Şu saaten sonra cidden biraz dinlenmeye ihtiyacım var.

Sabah:

Güzel bir ilk bahar esintisi kokusuyla uyandım, bu tabiki Atlasın saçlarının kokusuydu. Gözlerimi kırpıştırarak açtım Atlas, gülümseyerek bakıyordu bana. "Günaydın sevgilim" diyerek dudaklarıma bir öpücük kondurdu, bakın şu konuya bi netlik getirelim: ben bunla yetinmem. "Ama bu bana yetmez kiiii" diye mızmızlanıp dudağımı büzüp gözlerimi kapadım. Kıkırdayıp dudaklarıma kapandı, bir süre öpüşüp ayrıldık. "İşe gitmeliyim" , "Boş ver işi ben senin patronunum işe gidersen kovulursun" kıkırdadı "Peki patron ne diyorsa o olur ama cidden gitmeliyim, seni öyle bırakmak istemediğim içinde uyandırmak istedim" dedi. Dudaklarımı büzdüm "Tamam gidebilirsin, ama akşam gelirken mantarlı pizza da getir" kafa salladı yanağımdan öptü ve hızla odadan çıktı. Ben 11'e kadar uyumaya devam ettim, daha sonra kalkıp mutfağa gittim.
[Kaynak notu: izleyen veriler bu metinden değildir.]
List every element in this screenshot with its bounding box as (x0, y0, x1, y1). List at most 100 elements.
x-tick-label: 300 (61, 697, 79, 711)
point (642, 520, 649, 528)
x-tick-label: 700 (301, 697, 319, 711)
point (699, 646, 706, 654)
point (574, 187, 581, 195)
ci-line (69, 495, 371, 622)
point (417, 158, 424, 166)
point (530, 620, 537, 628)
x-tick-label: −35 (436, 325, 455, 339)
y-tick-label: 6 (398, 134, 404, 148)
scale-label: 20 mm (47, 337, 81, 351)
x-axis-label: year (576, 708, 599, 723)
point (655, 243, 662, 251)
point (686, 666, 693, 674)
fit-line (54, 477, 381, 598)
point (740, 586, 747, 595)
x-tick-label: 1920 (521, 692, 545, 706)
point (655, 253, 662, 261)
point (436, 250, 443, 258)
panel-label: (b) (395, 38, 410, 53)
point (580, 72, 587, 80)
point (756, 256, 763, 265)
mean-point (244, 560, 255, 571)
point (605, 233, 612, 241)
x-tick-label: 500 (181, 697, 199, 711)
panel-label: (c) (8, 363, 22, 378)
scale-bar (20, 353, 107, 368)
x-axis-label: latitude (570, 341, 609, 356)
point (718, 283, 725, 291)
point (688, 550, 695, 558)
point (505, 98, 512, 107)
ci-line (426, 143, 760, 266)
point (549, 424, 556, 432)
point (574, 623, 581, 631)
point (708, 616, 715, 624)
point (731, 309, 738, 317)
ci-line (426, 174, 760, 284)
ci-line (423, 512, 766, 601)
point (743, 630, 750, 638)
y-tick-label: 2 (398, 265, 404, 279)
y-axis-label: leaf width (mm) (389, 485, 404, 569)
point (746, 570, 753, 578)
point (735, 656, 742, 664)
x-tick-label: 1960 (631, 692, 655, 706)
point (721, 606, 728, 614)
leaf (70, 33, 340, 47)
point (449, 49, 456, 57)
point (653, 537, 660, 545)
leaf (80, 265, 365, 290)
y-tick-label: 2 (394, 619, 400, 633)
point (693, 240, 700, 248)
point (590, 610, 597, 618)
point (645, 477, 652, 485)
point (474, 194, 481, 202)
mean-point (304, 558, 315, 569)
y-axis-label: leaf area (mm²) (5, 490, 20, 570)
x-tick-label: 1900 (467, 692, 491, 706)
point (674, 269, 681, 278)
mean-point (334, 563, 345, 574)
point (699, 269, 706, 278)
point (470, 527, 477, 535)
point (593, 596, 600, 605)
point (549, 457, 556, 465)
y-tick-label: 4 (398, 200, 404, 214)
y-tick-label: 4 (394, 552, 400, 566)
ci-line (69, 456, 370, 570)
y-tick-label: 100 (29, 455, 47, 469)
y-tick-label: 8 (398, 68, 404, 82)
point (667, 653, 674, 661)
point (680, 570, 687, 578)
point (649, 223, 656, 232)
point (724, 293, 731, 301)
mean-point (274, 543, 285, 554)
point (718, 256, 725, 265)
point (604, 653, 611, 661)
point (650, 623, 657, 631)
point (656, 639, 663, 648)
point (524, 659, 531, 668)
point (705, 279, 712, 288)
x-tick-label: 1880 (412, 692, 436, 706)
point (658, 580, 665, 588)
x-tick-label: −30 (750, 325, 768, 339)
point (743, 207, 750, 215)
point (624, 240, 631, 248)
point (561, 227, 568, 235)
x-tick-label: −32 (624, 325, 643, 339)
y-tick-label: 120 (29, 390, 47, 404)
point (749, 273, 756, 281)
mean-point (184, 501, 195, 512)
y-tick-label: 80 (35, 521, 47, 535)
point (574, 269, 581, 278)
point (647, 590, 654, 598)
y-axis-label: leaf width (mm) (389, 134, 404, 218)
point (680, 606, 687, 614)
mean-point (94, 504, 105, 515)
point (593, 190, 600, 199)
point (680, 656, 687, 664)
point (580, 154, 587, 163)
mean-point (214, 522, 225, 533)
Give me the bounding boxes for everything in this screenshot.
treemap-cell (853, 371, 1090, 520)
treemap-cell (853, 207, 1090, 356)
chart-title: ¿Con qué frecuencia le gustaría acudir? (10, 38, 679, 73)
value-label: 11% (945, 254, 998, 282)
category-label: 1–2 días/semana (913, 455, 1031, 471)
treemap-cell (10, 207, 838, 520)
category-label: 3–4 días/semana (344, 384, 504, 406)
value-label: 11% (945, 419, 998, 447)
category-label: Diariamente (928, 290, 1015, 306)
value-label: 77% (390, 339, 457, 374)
Sandviç ve kola alıp salona geri gittim. 2 saat daha boş boş televizyonu izlerken telefonum çaldı.

Peder arıyor.....

Aha sıçtık kesin sıçtık. Telefonu sakince açtım.

"Merhaba ba-"
"Bir baban olduğunu hatırlaman hoşuma gitti açıkçası"
"Baba özür dilerim son günlerde çok önemli işlerim vardı"
"Neymiş o önemli olan? Kaç gündür şirkete de uğramıyormuşsun"
"Şey aslında...benim hayatımda önemli bir insan var"
"Kız mı Erkek mi?"
"Şey E-erkek"
"Oooooo OOOOOO damadımız mı vaaar hadi bakiyim"
"Baba ne diyosun ya"
"Ben sevgili damadımla tanışmak istiyorum hafta sonu yemeğe gelin"
"İyide baba ya gelmek istemezse"
"İster ister bak cidden çok mutlu oldum AYLİİN DAMADIMIZ VARMIIIŞ"
"Ba-"
"Bak biz annenle sonunda bize damat getirdiğin için pasta kesicez sonra konuşuruz"
"Peki görüşürüz"

Telefon kapandığında yana koydum. Şimdi ben Atlasa nasıl söylerdim babam senle tanışmak istiyor diye? Sanırım bunu sonra düşünmem gerekiyordu. Ve evet şirkete uğramam gerekiyordu, ondan üstümü giyinip arabayı şirkete doğru sürmeye başladım.

———

3 saat aralıksız bir sürü dosyaya baktım ve lanet olasılar bitmiyor. 456. Dosyaya geçecekken kapı çaldı, gelen sekreterim di "Bir sorun mu var Merve?" Kapıyı arkasından kapatıp yanıma geldi, bir bacağıma oturdu. "Evet bir sorun var ben sizsiz yapamıyorum Yusuf bey" dedi ve bir eliyle üyemi okşamaya başladı, ağzım açık onu izlerken kendini kucağıma yerleştirdi "Bakın çok kötü durumdayım...yardımcı olabilir misiniz?" Dedi ve bir elimi alıp göğüslerini okşadı....Şu an...BEN ATLASI ALDATIYORUM. Kadını üstümden attım ve bağırdım "BİR DAHA SAKIN SAKIN BÖYLE BİR ŞEY YAPMA KOVULDUN GİT VE KENDİNE GENEL EVDE UYGUN BİR İŞ BUL" dedim ve odadan çıktım. Bir an önce o huzur dolu sarı saçların arasına girmem gerekiyor.

———
Yusuftan böyle bir deli kanlılık bekler miydiniz? Qlwkqkkwwkkw ama o cidden Atlası seviyor ve ona çok değer veriyor. Lütfen Yusufu sevin çünkü o secmek ne bilmiyor.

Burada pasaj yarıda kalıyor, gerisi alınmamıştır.